From strongest to weakest…
“Episode 4: A New Hope” This film and “Empire” are my favorites, I can never pick one. While the dialog can be cheesy, the actors deliver it just right. The characters are engaging. The pace of the film is perfect; a touch slow by today’s standards, but that gives it the feel of an epic in the vein of a David Lean or Akira Kurowswa film. The tone of the movie, at least the pre-special edition cut, is great. While we are in a fictional universe the characters, their problems, and their emotions feel real and relevant. Lucas’ experience as a documentary filmmaker helps enormously; it’s often as if these events are playing out for real and a documentary crew just happened to capture them. Never more beautifully illustrated than in the end space battle.
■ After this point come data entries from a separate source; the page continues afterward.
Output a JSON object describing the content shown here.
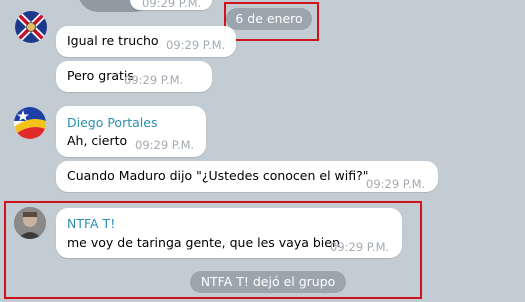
{
  "top_partial": {
    "time": "09:29 P.M."
  },
  "date_separator": "6 de enero",
  "messages": [
    {
      "text": "Igual re trucho",
      "time": "09:29 P.M."
    },
    {
      "text": "Pero gratis",
      "time": "09:29 P.M."
    },
    {
      "sender": "Diego Portales",
      "text": "Ah, cierto",
      "time": "09:29 P.M."
    },
    {
      "text": "Cuando Maduro dijo \"¿Ustedes conocen el wifi?\"",
      "time": "09:29 P.M."
    },
    {
      "sender": "NTFA T!",
      "text": "me voy de taringa gente, que les vaya bien",
      "time": "09:29 P.M."
    }
  ],
  "service_message": "NTFA T! dejó el grupo",
  "colors": {
    "background": "#c3ccd3",
    "sender_name": "#2b8fb0",
    "highlight_border": "#d0121a",
    "service_pill": "#9aa5ae"
  },
  "icons": [
    "flag-avatar",
    "chile-flag-avatar",
    "user-photo-avatar"
  ]
}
“Episode 5: The Empire Strikes Back” Darker than its predecessor, “Empire” moves at a faster pace and the characters all resonate with greater depth. Lawrence Ksadan’s screenplay and Irvin Kershner’s direction are flawless. What stands out about the film is it hints at the larger Star Wars universe without giving away many of the details. Yoda is truly a magical creation. Luke’s first confrontation with Vader is better than anyone could have hoped for after watching the first film. The scope of the ice battle and the asteroid sequence is still breath taking and the Han and Leia romance is handled beautifully.
“Episode 3: Revenge of The Sith” See the above review
“Episode 2: Attack of The Clones” A flawed film to be sure but what works, works well. Obi-Wan’s storyline and confrontation with Jango Fett, the battle sequence and the end are highlights of the whole saga. Alas, the love story between Anakin and Padme is written and directed so poorly it’s embarrassing. I’m not a Lucas basher. I’m a great admirer of his work on Star Wars, American Graffiti and THX-1138 but he just missed the mark with this plot thread; otherwise, I think this film is fantastic.
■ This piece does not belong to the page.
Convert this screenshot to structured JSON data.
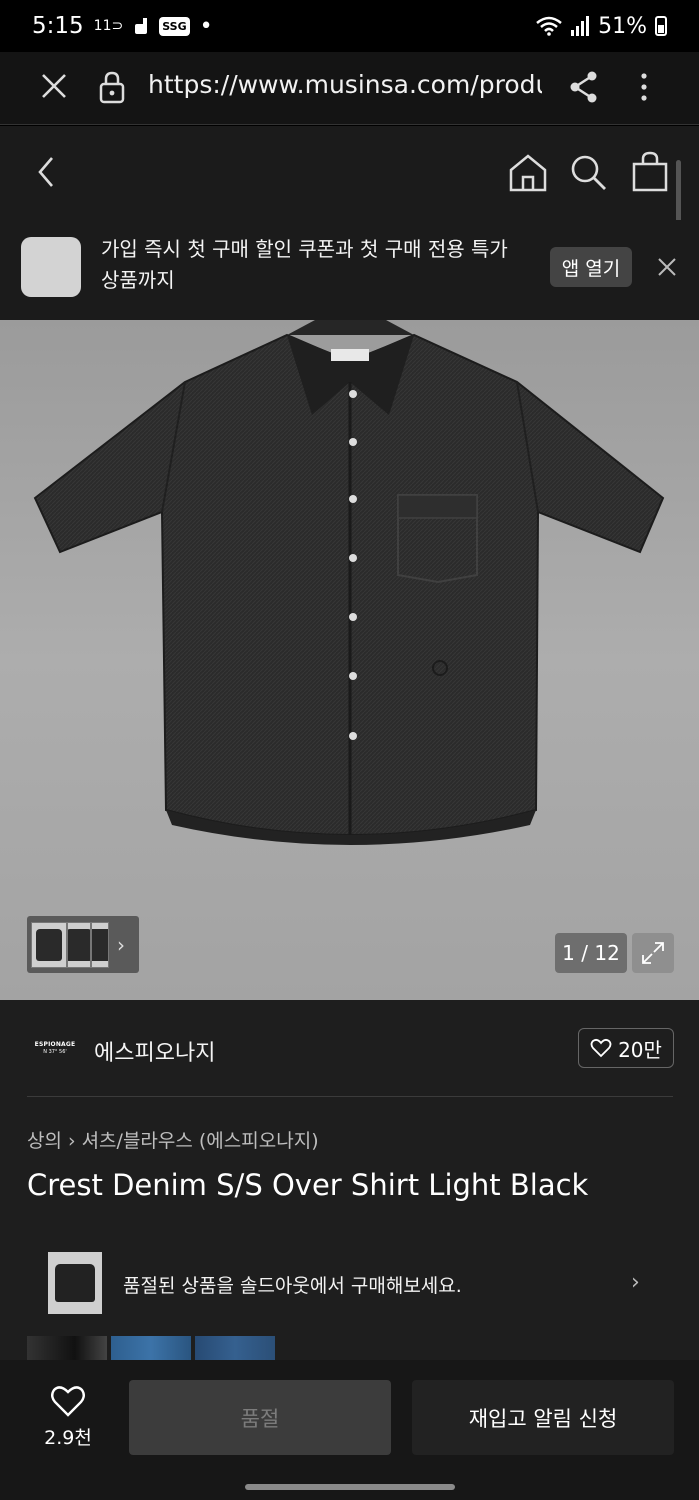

“Episode 6: Return of The Jedi” I almost placed this ahead of “Clones” purely based on the nostalgic factor but honestly this is a weak film and it gets weaker every time I watch it. Director Richard Marquand was in way over his head. That’s not to say the film doesn’t have some stand out moments; the Sarlac battle, the end space battle, and Luke’s confrontation with Vader are all terrific. However, the fact that it takes 20 minutes for a real person to appear on screen is a strange choice for the last film in the series. Also, the narrative degenerates too often into long exposition scenes like the Dagobah sequence or Luke and Leia in the Ewok village. Kasdan’s dialog and the overall charm of characters go along way in rescuing the film from being a disaster. Also, while the space battle is cool, the concept of a second Death Star is too repetitive to be interesting. I do feel that seeing Revenge of The Sith will strength this film. Still, its unfortunate the series had to end this way.
“Episode I: The Phantom Menace” Similarly, its unfortunate the series had to start this way. Like all the films, what works, works! The lightsaber fight at the end especially! I’ve also always liked the goodbye scene between Anakin and his mom. However, the flaws far outweigh the strengths. The film has a strange cartoonish vibe not present in the rest of the series. There are obvious missed opportunities to develop Anakin’s connection to the force during the podrace and the end space battle. Also, valuable time is wasted setting up plot threads like midi-clorians and the prophecy of the chosen one. While they are interesting elements, the fact they are never referred to in Episodes IV-VI, make them seem highly irrelevant. For me these missteps have always far overshadowed minor problems like Jar Jar Binks.